“He eats like a pig!”


   “On the highway he’s a road hog.”  (“Road pig” just doesn’t sound right.)


   Above, “pig” is a simile. (look for like and as)

   And, “hog” is a metaphor.

   Further, in a general sense, both could be considered metaphors or better, perhaps, figures of speech.


   Metaphoric usage of language is not considered telling lies. In fact, a metaphor, in the general sense can often be the best way to say something.

   The Bible is full of metaphors. Jesus often used them.

   For more on all this use the DOOR.




   If one spends time in the Gospels (which detail Jesus’ ministry), Jesus–surprisingly perhaps–uses metaphors over and over as He preaches and teaches. One reason, perhaps, is that the reader has to do some work to dig out the meaning, even though some things may seem obvious to our eyes.
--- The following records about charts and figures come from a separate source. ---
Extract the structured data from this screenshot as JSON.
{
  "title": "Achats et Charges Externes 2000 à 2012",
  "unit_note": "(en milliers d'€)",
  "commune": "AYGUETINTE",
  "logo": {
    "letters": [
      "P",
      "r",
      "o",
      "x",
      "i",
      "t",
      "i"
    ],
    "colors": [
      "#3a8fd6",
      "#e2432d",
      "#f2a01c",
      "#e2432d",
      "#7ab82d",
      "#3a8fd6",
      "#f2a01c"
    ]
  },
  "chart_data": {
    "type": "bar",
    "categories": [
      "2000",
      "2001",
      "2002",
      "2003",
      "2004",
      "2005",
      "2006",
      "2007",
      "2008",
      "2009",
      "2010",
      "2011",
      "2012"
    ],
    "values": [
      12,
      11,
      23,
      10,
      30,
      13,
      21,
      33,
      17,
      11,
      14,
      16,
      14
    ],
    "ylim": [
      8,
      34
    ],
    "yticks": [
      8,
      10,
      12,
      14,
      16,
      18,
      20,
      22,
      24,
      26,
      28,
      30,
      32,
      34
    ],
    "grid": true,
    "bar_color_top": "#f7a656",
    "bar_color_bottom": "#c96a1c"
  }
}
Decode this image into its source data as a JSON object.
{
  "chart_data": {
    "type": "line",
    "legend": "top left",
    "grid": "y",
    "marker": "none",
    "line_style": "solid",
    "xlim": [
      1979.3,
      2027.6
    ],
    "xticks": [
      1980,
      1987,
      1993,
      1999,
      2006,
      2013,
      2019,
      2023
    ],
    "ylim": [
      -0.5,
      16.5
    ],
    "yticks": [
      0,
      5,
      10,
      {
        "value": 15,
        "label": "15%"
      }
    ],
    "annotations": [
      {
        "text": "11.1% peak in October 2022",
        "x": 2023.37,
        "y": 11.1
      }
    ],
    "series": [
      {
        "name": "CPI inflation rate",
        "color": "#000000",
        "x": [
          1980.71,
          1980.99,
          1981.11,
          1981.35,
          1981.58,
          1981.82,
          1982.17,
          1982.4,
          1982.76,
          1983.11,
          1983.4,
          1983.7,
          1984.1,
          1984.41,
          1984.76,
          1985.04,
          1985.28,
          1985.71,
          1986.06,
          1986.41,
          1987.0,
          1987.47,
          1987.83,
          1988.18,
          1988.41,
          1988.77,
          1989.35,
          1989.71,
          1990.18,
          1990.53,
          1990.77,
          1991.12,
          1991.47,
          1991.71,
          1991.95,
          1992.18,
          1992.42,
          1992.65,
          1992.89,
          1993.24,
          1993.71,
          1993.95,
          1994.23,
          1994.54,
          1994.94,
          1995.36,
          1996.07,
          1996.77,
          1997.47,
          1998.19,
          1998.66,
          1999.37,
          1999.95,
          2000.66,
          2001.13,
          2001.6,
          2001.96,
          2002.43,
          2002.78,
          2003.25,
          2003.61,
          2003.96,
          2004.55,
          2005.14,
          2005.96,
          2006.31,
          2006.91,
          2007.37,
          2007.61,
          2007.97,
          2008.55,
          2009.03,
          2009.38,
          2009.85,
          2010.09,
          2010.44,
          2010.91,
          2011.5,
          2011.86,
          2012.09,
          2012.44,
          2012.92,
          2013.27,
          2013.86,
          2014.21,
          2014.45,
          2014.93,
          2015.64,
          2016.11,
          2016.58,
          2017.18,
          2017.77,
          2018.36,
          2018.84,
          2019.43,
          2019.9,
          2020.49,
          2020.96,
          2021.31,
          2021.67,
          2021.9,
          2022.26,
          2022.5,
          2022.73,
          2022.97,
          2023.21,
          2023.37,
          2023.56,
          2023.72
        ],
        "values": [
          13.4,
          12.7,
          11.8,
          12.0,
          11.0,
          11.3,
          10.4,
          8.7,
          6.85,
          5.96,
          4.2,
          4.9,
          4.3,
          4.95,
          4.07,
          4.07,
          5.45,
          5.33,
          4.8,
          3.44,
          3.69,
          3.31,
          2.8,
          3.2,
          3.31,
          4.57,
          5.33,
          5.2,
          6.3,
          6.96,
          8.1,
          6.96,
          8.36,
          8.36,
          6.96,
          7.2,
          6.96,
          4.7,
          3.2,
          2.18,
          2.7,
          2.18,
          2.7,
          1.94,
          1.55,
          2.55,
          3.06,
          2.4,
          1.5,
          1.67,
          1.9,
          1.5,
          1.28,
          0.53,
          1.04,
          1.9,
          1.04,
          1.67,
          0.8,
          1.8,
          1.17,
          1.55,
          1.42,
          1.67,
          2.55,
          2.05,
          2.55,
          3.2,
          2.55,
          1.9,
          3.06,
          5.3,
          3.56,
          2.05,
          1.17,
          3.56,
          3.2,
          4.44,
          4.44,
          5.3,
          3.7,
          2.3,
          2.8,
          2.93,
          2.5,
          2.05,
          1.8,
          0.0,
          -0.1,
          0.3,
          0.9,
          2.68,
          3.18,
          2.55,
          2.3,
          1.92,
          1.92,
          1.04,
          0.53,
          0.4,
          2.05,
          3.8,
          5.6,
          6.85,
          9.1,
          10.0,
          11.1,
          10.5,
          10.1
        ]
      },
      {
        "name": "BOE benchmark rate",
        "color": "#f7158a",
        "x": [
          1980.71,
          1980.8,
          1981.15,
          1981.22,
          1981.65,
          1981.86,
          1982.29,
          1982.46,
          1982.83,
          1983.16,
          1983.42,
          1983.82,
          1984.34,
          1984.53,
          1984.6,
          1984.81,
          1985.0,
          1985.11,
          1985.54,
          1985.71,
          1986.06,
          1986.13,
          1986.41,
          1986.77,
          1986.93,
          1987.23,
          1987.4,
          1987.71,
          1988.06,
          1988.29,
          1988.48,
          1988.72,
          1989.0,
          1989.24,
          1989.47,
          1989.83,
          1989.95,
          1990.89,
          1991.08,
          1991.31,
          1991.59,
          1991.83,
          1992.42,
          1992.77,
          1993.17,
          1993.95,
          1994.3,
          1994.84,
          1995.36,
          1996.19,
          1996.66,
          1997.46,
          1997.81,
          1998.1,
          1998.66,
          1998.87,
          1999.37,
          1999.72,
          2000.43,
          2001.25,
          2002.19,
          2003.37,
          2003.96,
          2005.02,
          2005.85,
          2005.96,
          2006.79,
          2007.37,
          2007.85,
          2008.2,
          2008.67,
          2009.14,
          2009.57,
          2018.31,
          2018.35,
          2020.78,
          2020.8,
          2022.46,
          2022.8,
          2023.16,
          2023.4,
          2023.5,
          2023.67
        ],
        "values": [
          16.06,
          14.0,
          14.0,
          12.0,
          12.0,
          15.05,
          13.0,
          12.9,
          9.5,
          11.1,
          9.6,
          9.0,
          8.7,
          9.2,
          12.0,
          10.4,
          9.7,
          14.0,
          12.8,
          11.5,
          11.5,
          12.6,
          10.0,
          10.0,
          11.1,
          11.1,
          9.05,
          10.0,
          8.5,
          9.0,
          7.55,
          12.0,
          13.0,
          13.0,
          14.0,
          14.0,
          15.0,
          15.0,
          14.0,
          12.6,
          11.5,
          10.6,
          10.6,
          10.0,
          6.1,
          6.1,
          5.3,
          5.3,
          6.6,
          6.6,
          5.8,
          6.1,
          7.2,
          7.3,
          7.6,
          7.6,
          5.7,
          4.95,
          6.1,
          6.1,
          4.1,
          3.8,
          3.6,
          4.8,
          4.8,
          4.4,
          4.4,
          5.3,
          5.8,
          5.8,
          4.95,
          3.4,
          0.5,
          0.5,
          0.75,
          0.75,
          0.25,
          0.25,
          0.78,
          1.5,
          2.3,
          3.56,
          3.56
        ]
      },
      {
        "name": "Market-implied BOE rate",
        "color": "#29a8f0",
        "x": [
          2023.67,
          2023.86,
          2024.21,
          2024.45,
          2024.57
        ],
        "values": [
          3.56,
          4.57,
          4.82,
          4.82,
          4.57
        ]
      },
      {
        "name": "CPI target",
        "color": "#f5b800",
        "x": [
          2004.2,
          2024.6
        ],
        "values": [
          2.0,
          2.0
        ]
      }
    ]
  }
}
   However, in a few cases, Jesus is very direct in explaining what his parables, or stories mean. Take for example the Parable of the Sower in Mark Ch. 4. The farmer sows seed which is eaten by birds, seed which lands on rocky ground, seed which falls among thorns, and seed which falls on good soil. Only the last seed grows and can be harvested and–note the detail: some seed yields thirtyfold, some sixtyfold, and some a hundredfold.

   Then Jesus explains the metaphor:

   The seed is the Word (of God).

   Some seed is taken away by Satan. (Certain parts of the seed? or just some seed?)

   Some seed (among rocks) is not able to take root so it dies.

   Some seed is choked by thorns which Jesus declares are “worries of the world,” “deceitfulness of riches,” and “desires for other things” so it also dies.

   Some seed, however, falls on good soil grows and gains by 30, 60, and 100 fold.

   So now is this metaphor explained by real facts? Well, Yes and No.

   What more remains?

   Well, the seed is the “Word” of God. But what Word in particular?  And how does Satan come from somewhere and take away the Word? Metaphor is still in play here. But the cause and effect is more clear. The “worries…,” “riches,” and “bad desires” are helpfully categorized but not detailed. We need more thinking about this.

   The good seed is not messed with and presumably gets enough water  so it grows. But look: The yield varies! Why? we’re not told. But we’re left to assume even good seed is affected by other–unidentified–factors that determine the harvest results.

   We get some fuzzy generalities here and some about what affects what.

   But we get the point.

   And metaphor is a great way to drive it home.